A label represents the coordinates of the object bounding box.

We will build a dictionary of `path_to_image` to `label` mapping. The `label` is a tensor of the form `xmin,xmax,ymin,ymax,class_id`. There can be multiple labels for an image since there can be multiple objects in an image.

The `ImageDataset` class is a custom dataset class that loads the images and labels using the dictionary. The `ImageDataset` class is a subclass of the abstract class `torch.utils.data.Dataset` that supports `__len__()` and `__getitem__()` methods. This is also known as **map-style** method. A dataset can also be **iterable-style** that supports the `__iter__()` method.

Our train and test dataloaders use the `wandb` configuration. 

We also create a custom `collate_fn` function to handle the labels per image. `collate_fn` pads all labels in a mini-batch to the same size.

In [7]:
test_dict, test_classes = label_utils.build_label_dictionary(
    config['test_split'])
train_dict, train_classes = label_utils.build_label_dictionary(
    config['train_split'])


class ImageDataset(torch.utils.data.Dataset):
    def __init__(self, dictionary, transform=None):
        self.dictionary = dictionary
        self.transform = transform

    def __len__(self):
        return len(self.dictionary)

    def __getitem__(self, idx):
        # retrieve the image filename
        key = list(self.dictionary.keys())[idx]
        # retrieve all bounding boxes
        boxes = self.dictionary[key]
        # open the file as a PIL image
        img = Image.open(key)
        # apply the necessary transforms
        # transforms like crop, resize, normalize, etc
        if self.transform:
            img = self.transform(img)
        
        # return a list of images and corresponding labels
        return img, boxes


train_split = ImageDataset(train_dict, transforms.ToTensor())
test_split = ImageDataset(test_dict, transforms.ToTensor())

# This is approx 95/5 split
print("Train split len:", len(train_split))
print("Test split len:", len(test_split))

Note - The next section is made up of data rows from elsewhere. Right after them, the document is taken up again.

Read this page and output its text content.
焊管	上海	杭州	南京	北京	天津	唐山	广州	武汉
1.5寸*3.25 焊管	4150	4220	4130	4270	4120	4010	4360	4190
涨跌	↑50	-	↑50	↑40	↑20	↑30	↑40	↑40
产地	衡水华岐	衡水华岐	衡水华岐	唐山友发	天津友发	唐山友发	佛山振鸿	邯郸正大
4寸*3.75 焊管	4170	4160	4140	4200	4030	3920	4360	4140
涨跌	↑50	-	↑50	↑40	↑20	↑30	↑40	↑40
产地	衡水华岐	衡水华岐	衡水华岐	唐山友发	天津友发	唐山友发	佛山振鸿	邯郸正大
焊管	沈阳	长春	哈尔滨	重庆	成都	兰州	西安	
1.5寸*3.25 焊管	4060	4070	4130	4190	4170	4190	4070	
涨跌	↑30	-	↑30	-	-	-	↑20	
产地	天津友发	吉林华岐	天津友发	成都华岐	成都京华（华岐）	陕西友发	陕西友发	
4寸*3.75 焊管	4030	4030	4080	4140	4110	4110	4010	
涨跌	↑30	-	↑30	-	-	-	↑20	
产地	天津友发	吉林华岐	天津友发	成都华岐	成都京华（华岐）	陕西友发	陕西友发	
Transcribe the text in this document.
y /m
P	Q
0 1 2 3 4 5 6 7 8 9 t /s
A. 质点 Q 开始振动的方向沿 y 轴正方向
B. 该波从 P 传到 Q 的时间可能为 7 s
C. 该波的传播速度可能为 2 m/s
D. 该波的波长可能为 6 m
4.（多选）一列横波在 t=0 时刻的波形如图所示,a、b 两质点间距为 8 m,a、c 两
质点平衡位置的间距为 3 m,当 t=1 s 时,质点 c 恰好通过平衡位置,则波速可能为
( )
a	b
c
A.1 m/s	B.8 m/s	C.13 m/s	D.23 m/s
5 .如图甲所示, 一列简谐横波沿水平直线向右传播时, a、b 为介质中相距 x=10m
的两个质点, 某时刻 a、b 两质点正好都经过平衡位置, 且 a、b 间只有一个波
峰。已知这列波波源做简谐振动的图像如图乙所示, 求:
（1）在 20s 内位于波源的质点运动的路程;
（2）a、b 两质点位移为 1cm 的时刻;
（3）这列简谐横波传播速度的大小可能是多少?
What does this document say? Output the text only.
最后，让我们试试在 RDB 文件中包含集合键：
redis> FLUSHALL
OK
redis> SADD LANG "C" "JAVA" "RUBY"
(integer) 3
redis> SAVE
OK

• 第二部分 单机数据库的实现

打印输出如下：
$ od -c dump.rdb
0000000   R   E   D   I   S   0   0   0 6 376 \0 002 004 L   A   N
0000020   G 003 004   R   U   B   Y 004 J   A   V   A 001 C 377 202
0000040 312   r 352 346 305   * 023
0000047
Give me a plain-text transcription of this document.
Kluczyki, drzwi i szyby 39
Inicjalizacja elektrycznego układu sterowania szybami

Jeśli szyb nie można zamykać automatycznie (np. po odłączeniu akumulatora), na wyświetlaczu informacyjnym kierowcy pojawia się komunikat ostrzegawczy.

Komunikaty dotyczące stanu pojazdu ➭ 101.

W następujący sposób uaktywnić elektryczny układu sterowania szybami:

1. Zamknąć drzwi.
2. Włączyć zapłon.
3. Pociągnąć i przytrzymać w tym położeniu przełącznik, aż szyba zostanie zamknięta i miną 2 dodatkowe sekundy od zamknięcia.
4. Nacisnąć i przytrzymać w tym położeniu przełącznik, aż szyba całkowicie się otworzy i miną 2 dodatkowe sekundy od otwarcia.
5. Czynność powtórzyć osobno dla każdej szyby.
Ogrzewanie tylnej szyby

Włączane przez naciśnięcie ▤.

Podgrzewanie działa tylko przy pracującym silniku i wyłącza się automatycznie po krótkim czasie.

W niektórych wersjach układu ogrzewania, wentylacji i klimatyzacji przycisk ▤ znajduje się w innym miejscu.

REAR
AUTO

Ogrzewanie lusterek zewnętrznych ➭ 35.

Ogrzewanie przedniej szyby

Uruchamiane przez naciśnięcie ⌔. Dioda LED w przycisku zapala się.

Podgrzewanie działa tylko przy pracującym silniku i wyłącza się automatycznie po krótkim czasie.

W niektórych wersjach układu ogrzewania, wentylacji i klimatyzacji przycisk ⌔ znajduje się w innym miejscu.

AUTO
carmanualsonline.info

# We do not have a validation split

def collate_fn(batch):
    maxlen = max([len(x[1]) for x in batch])
    images = []
    boxes = []
    for i in range(len(batch)):
        img, box = batch[i]
        images.append(img)
        # pad with zeros if less than maxlen
        if len(box) < maxlen:
            box = np.concatenate(
                (box, np.zeros((maxlen-len(box), box.shape[-1]))), axis=0)

        box = torch.from_numpy(box)
        boxes.append(box)

    return torch.stack(images, 0), torch.stack(boxes, 0)

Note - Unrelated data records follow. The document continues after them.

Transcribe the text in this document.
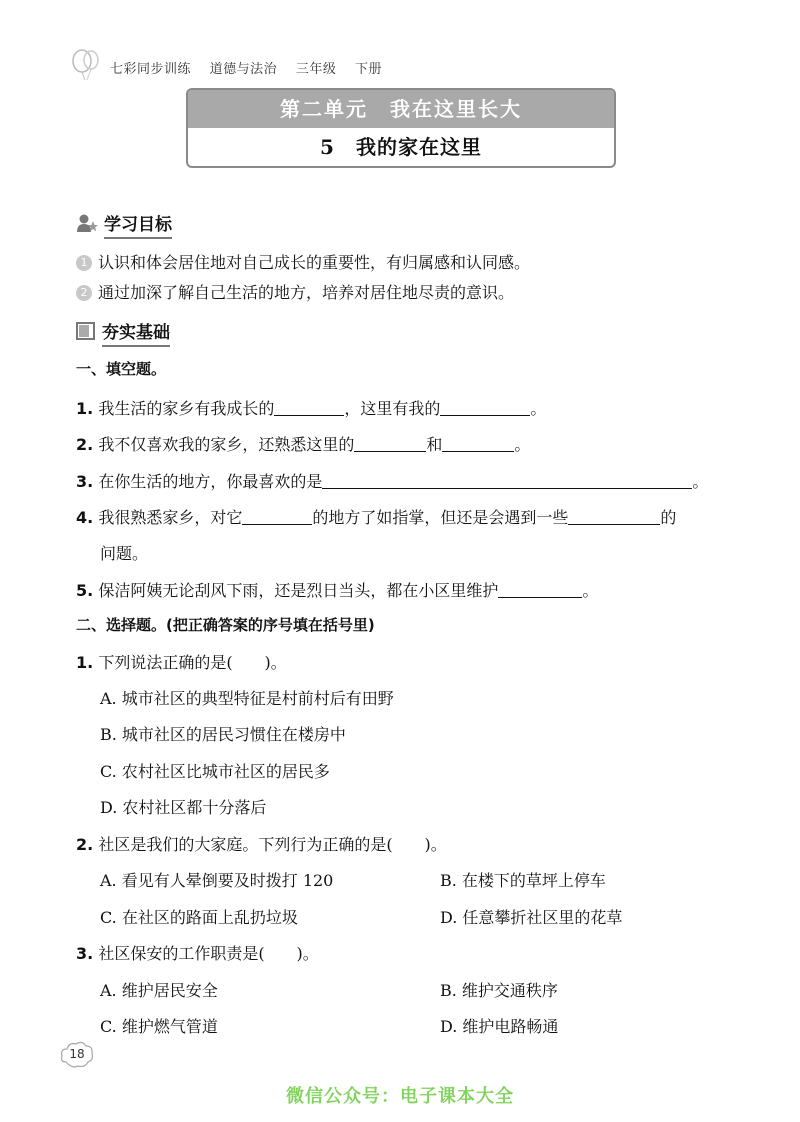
七彩同步训练 道德与法治 三年级 下册
第二单元　我在这里长大
5　我的家在这里
学习目标
1 认识和体会居住地对自己成长的重要性，有归属感和认同感。
2 通过加深了解自己生活的地方，培养对居住地尽责的意识。
夯实基础
一、填空题。
1. 我生活的家乡有我成长的	，这里有我的	。
2. 我不仅喜欢我的家乡，还熟悉这里的	和	。
3. 在你生活的地方，你最喜欢的是	。
4. 我很熟悉家乡，对它	的地方了如指掌，但还是会遇到一些	的
问题。
5. 保洁阿姨无论刮风下雨，还是烈日当头，都在小区里维护	。
二、选择题。(把正确答案的序号填在括号里)
1. 下列说法正确的是(　　)。
A. 城市社区的典型特征是村前村后有田野
B. 城市社区的居民习惯住在楼房中
C. 农村社区比城市社区的居民多
D. 农村社区都十分落后
2. 社区是我们的大家庭。下列行为正确的是(　　)。
A. 看见有人晕倒要及时拨打 120	B. 在楼下的草坪上停车
C. 在社区的路面上乱扔垃圾	D. 任意攀折社区里的花草
3. 社区保安的工作职责是(　　)。
A. 维护居民安全	B. 维护交通秩序
C. 维护燃气管道	D. 维护电路畅通
18
微信公众号：电子课本大全
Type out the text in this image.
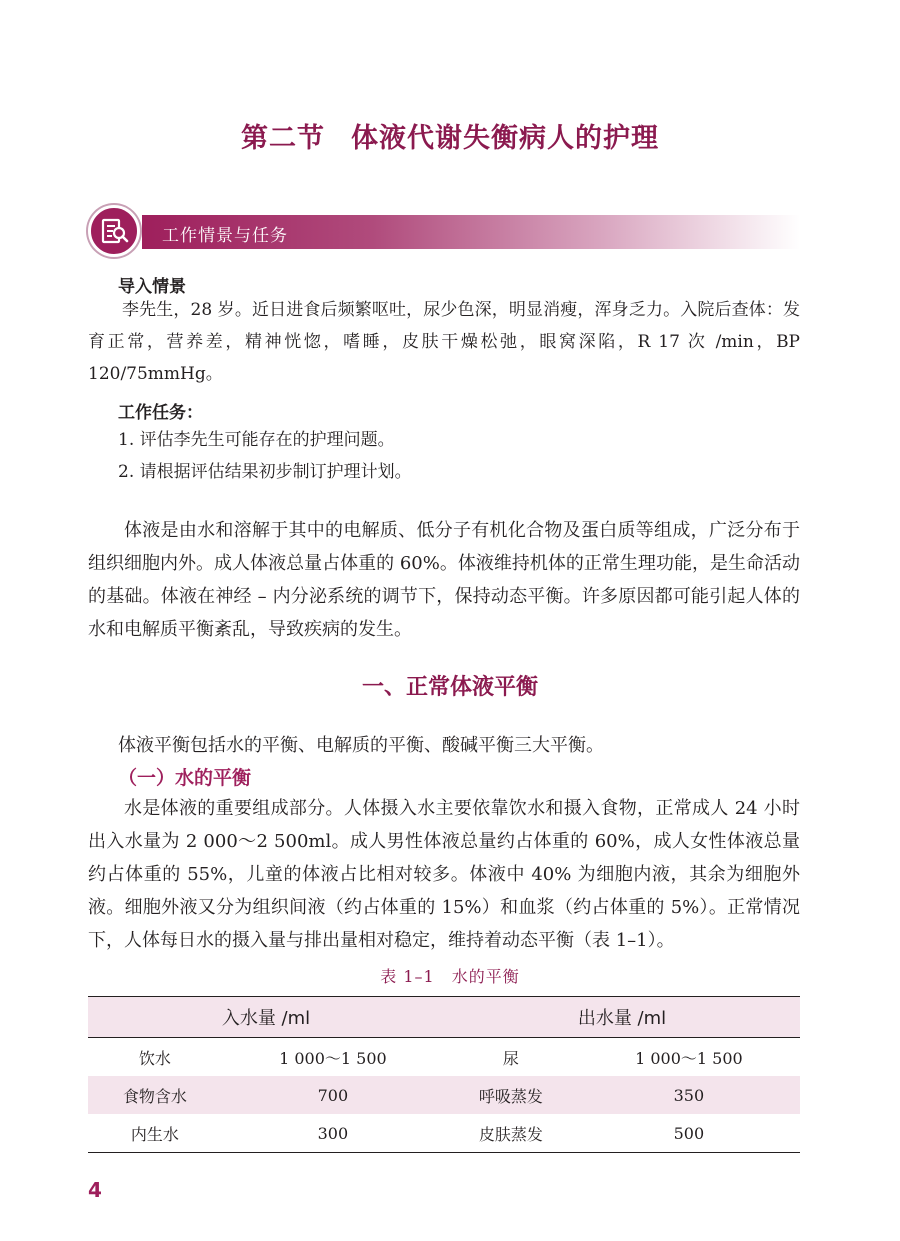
第二节 体液代谢失衡病人的护理
工作情景与任务
导入情景
李先生，28 岁。近日进食后频繁呕吐，尿少色深，明显消瘦，浑身乏力。入院后查体：发育正常，营养差，精神恍惚，嗜睡，皮肤干燥松弛，眼窝深陷，R 17 次 /min，BP 120/75mmHg。
工作任务：
1. 评估李先生可能存在的护理问题。
2. 请根据评估结果初步制订护理计划。
体液是由水和溶解于其中的电解质、低分子有机化合物及蛋白质等组成，广泛分布于组织细胞内外。成人体液总量占体重的 60%。体液维持机体的正常生理功能，是生命活动的基础。体液在神经 – 内分泌系统的调节下，保持动态平衡。许多原因都可能引起人体的水和电解质平衡紊乱，导致疾病的发生。
一、正常体液平衡
体液平衡包括水的平衡、电解质的平衡、酸碱平衡三大平衡。
（一）水的平衡
水是体液的重要组成部分。人体摄入水主要依靠饮水和摄入食物，正常成人 24 小时出入水量为 2 000～2 500ml。成人男性体液总量约占体重的 60%，成人女性体液总量约占体重的 55%，儿童的体液占比相对较多。体液中 40% 为细胞内液，其余为细胞外液。细胞外液又分为组织间液（约占体重的 15%）和血浆（约占体重的 5%）。正常情况下，人体每日水的摄入量与排出量相对稳定，维持着动态平衡（表 1–1）。
表 1–1　水的平衡
入水量 /ml		出水量 /ml	
饮水	1 000～1 500	尿	1 000～1 500
食物含水	700	呼吸蒸发	350
内生水	300	皮肤蒸发	500
4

train_loader = DataLoader(train_split,
                          batch_size=config['batch_size'],
                          shuffle=True,
                          num_workers=config['num_workers'],
                          pin_memory=config['pin_memory'],
                          collate_fn=collate_fn)

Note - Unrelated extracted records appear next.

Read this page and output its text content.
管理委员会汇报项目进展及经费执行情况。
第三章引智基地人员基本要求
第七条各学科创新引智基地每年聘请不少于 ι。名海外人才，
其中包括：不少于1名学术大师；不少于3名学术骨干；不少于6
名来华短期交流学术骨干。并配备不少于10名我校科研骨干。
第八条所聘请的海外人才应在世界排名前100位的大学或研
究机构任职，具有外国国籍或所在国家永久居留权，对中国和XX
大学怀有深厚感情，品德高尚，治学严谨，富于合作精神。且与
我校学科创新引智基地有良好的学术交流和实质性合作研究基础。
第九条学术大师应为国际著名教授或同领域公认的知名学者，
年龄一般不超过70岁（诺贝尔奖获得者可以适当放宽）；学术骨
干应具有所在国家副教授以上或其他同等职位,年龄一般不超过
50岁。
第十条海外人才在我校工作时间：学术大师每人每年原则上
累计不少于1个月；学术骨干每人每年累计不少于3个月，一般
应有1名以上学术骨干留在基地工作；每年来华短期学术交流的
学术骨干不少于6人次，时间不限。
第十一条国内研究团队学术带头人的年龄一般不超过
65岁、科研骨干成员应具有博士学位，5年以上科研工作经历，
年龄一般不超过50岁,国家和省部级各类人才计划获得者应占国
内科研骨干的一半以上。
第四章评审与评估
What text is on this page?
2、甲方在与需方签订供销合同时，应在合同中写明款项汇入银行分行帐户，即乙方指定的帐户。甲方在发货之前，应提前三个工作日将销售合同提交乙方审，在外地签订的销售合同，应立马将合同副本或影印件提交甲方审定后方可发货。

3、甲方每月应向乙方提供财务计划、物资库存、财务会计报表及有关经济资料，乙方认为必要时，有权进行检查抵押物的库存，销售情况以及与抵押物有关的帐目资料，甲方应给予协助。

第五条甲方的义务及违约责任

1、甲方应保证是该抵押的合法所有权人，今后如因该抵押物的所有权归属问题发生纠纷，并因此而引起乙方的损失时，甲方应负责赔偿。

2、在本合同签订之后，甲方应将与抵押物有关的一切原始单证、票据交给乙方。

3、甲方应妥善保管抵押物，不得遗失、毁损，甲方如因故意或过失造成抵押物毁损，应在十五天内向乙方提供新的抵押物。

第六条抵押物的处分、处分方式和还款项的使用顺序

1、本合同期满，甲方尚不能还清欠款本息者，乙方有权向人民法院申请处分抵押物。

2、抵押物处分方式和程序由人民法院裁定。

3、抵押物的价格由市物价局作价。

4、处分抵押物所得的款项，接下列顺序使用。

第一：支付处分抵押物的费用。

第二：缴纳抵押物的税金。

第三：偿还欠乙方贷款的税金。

test_loader = DataLoader(test_split,
                         batch_size=config['batch_size'],
                         shuffle=False,
                         num_workers=config['num_workers'],
                         pin_memory=config['pin_memory'],
                         collate_fn=collate_fn)

Train split len: 996
Test split len: 51


### Visualizing sample data from train split

We visualize sample images from the train split by creating a `wandb` table with one column to visualize an image and the objects using bounding boxes. The annotation is stored in a list of dictionaries named `dict`. One dictionary per image using `position`, `class_id`, `domain` and `box_caption` as keys. Please check the [`wandb` media documentation](https://docs.wandb.ai/guides/track/log/media) for more details.

In [8]:
# sample one mini-batch
images, boxes = next(iter(train_loader))
# map of label to class name
class_labels = {i: label_utils.index2class(i) for i in train_classes}

run.display(height=1000)
table = wandb.Table(columns=['Image'])

# we use wandb to visualize the objects and bounding boxes
for image, box in zip(images, boxes):
    dict = []
    for i in range(box.shape[0]):
        if box[i, -1] == 0:
            continue
        dict_item = {}
        dict_item["position"] = {
            "minX": box[i, 0].item(),
            "maxX": box[i, 1].item(),
            "minY": box[i, 2].item(),
            "maxY": box[i, 3].item(),
        }
        dict_item["domain"] = "pixel"
        dict_item["class_id"] = (int)(box[i, 4].item())
        dict_item["box_caption"] = label_utils.index2class(
            dict_item["class_id"])
        dict.append(dict_item)

    img = wandb.Image(image, boxes={
        "ground_truth": {
            "box_data": dict,
            "class_labels": class_labels
        }
    })
    table.add_data(img)

wandb.log({"train_loader": table})
wandb.finish()






VBox(children=(Label(value='15.730 MB of 15.730 MB uploaded (0.000 MB deduped)\r'), FloatProgress(value=1.0, m…